Participants performed a reinforcement learning task involving probabilistic feedback. On each trial, a pair of colored stimuli was presented, with each stimulus associated with a predefined probability of reward. Conditions were manipulated along two dimensions: difficulty (90/10% vs. 70/30% reward probability) and volition (free choice vs. instructed choice). The EEG was time-locked to the feedback screen, allowing for the measurement of reward-related event-related potentials (ERPs).
EEG data were recorded using a 64-channel Brain Vision system at a sampling rate of 500 Hz.
## Paper
Brown, D. R., Richardson, S. P., & Cavanagh, J. F. (2020). **An EEG marker of reward processing is diminished in Parkinson’s disease**. _Brain research_, 1727, 146541.
DISCLAIMER: We (DISCO) are NOT the owners or creators of this dataset, but we merely uploaded it here, to support our's ([EEG-Bench](https://github.com/ETH-DISCO/EEG-Bench)) and other's work on EEG benchmarking.
## Dataset Structure
- `data/` contains the annotated experiment EEG data.

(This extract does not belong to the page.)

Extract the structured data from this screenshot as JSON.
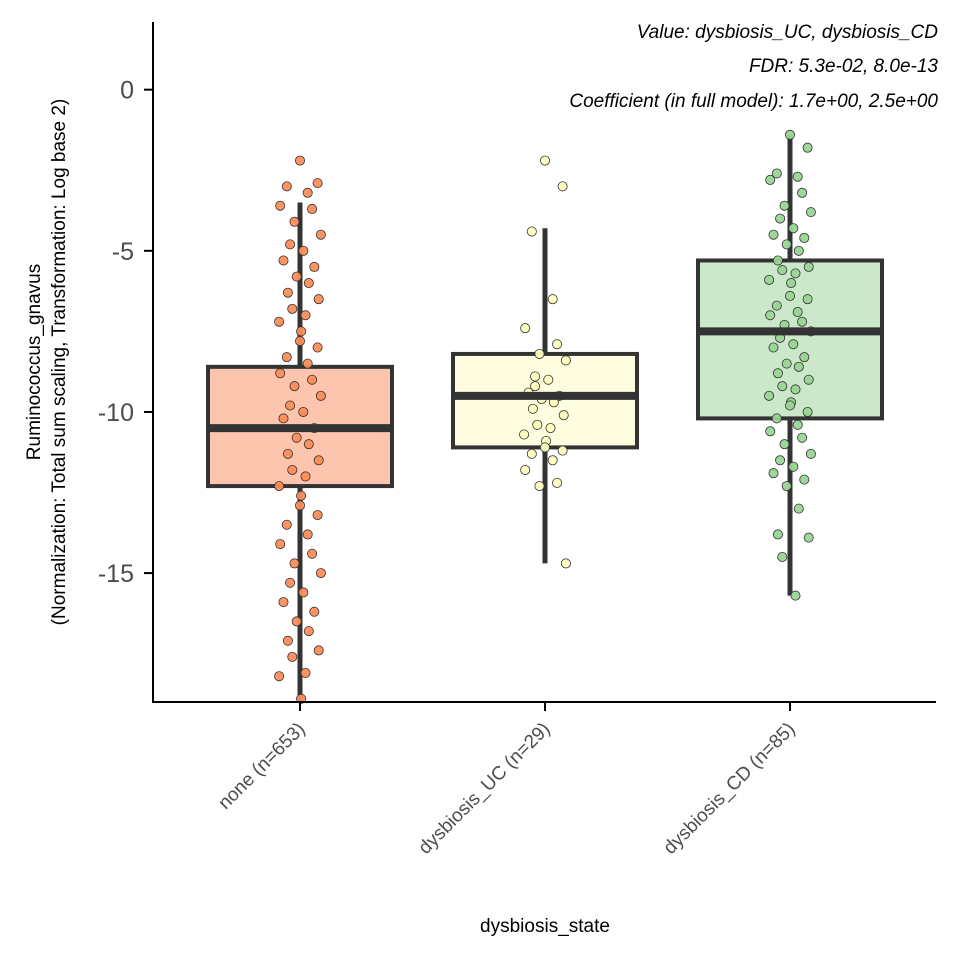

- `MEASURES.xlsx` and `ONOFF.mat` contain subject-specific information like NAART test results, BDI and whether they were ON or OFF medication at their first visit (`ONOFF.mat`). See `PD_RewP_Script.m` for information on how to decode these files.
- `scripts/` contains the MATLAB files used to execute the experiment.
- `images/` contains the stimuli and visuals presented to the patients.
### Filename Format
```
[PID]_Session_[SESSION]_PDDys_VV_withcueinfo.mat
```
PID is the patient ID (e.g. `801`), while SESSION distinguishes different days of recording (can be `1` or `2` for patients with PD and is always `1` for patients without PD). All patients with PID <= 829 have Parkinson's Disease and all patients with PID >= 890 do NOT have Parkinson's Disease and hence belong to the control group.
### Fields in each File
A `.mat` file can be read in python as follows:
```python
from scipy.io import loadmat
filename = "801_Session_2_PDDys_VV_withcueinfo.mat"
mat = loadmat(filename, simplify_cells=True)
```
(A field "fieldname" can be read from `mat` as `mat["fieldname"]`.)
Then `mat` contains (among others) the following fields and subfields
- `EEG`
- `data`: EEG data of shape `(#channels, trial_len, #trials)`. E.g. a recording of 119 trials/epochs with 60 channels, each trial having a duration of 8 seconds and a sampling rate of 500 Hz will have shape `(60, 4000, 119)`.
- `event`: Contains a list of dictionaries, each entry (each event) having the following description:
- `latency`: The onset of the event, measured as the index in the merged time-dimension `#trials x trial_len` (note `#trials` being the _outer_ and `trial_len` being the _inner_ array when merging).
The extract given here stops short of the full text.